Пугач спорить не стал, в перерывах между приступами и редкими запоями он был смирным и благодушным. Он молча поднялся на ноги, щелкнул кнутом и заорал дурным голосом:

– А ну пошли, красавицы!

– Теперь уж точно клева не будет. – Степаныч сложил спиннинг, подмигнул приунывшему Пете, спросил: – Хочешь на Даму посмотреть?

Вообще-то Пете было не до дам, он уже прикидывал, какими словами встретит его бесславное возвращение мамка. Наверное, согласился он исключительно затем, чтобы оттянуть этот горький миг.

Спящая дама особого впечатления на него не произвела. Ну баба и баба! Ладно бы голая, как на картинках про Древнюю Грецию, тогда да, интересно было бы взглянуть, а она одетая.

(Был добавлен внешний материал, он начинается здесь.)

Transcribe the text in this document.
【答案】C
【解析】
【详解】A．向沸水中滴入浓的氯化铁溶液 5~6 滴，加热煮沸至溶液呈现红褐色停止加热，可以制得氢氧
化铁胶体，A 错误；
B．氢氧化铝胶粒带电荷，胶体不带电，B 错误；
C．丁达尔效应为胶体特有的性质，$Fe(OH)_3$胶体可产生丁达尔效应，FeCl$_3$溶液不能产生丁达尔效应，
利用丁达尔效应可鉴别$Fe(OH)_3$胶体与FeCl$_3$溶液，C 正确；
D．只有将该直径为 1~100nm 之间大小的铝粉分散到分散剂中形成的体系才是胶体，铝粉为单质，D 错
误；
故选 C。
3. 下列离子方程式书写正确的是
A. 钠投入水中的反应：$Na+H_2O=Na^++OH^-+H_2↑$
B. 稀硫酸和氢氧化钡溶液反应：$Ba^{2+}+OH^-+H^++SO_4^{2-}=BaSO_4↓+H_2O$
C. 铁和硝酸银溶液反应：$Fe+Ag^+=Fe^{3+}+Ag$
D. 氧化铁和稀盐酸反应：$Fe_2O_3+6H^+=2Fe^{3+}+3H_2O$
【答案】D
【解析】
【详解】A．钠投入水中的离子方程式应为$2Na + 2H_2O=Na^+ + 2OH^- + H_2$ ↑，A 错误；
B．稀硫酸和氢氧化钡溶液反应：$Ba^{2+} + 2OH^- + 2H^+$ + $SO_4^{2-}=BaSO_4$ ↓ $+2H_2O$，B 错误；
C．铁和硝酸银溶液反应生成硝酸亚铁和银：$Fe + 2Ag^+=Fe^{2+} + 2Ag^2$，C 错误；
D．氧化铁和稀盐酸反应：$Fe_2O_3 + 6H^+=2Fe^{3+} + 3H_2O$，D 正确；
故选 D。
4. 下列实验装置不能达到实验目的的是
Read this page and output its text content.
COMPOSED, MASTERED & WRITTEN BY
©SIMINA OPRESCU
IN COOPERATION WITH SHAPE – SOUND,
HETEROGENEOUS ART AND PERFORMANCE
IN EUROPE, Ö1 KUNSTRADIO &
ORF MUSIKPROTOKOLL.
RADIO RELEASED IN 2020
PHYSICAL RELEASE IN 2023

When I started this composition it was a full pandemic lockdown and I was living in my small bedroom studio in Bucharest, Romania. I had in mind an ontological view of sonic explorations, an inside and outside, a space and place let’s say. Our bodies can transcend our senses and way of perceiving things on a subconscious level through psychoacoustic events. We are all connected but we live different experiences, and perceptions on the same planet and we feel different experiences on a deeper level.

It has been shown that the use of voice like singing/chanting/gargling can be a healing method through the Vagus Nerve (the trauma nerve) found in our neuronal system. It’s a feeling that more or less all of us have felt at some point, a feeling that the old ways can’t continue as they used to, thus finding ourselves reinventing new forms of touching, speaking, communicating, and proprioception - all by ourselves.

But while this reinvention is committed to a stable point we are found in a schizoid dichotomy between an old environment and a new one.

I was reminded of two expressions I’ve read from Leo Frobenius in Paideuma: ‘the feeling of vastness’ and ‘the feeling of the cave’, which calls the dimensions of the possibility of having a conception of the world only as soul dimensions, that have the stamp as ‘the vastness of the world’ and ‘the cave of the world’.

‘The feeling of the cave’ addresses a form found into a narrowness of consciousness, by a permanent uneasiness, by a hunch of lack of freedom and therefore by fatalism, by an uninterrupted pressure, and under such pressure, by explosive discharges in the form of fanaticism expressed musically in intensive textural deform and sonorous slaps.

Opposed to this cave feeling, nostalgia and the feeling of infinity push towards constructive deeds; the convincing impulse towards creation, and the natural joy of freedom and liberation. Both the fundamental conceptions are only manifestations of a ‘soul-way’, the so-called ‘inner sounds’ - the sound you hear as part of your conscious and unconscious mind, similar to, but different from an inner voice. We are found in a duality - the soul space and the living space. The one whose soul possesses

И глаза закрытые, соврал Пугач про грустный взгляд.

– Красиво? – поинтересовался Степаныч.

Петя кивнул, промычал что-то неопределенное. Может, кому и красивая, а лично ему больше нравится соседка Маринка. Вот там есть на что посмотреть. От воспоминаний о ладной Маринкиной фигурке у Пети загорелись уши. Надо будет как-нибудь на дискотеке к ней подкатить, может, получится потом и до дому проводить, по-соседски...

От приятных фантазий Петю отвлекли громкие голоса и смех. Странное для старого парка дело. Местные предпочитали пруд, покупаться там или рыбку половить, а в парк соваться не любили. По его выщербленным, заросшим бурьяном аллеям прогуливались разве что влюбленные парочки, да и то не ранним утром, а ближе к ночи.